Israeli police spokesman Micky Rosenfeld said the three Arab occupants of the car were confronted by Jewish youths. He said no one was hurt in the clash, which erupted at about midnight.

About 100 cars and 40 shops were damaged by Arab youths who heeded a call from mosques to go out on to the streets, Rosenfeld said. Several Arabs were arrested on Thursday.

"Police moved in quickly to try to calm tensions and removed the car from a closed street in a Jewish neighbourhood when the three people inside were confronted by local residents," Rosenfeld said.

"Officers spoke to local leaders of the Arab community to try to calm tensions but Arab youths went out onto the streets and damaged many cars, shops and street fixtures."

Rosenfeld said police units remained at the scene for the rest of Yom Kippur on Thursday to calm the situation.
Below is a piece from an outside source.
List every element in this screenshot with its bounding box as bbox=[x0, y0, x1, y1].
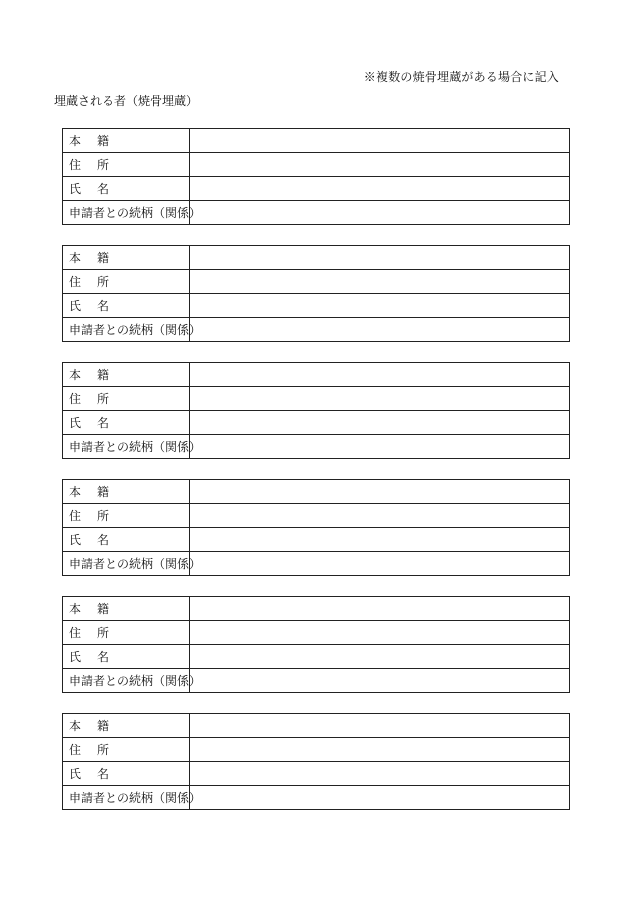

The fast ended at dusk.

Israeli Arab parliamentarians demanded that police be deployed during Yom Kippur to prevent Jewish youths from starting trouble, the website of the Haaretz newspaper said.

Knesset member Mohamad Barakeh said the incident had less to do with Yom Kippur than a deliberate "escalation of racist speech" ahead of Israeli municipal elections next month.

"We see a great danger in these attacks. They are similar to the pogroms that Jews were exposed to at the hands of the Nazi gangs in Germany," Barakeh told Reuters.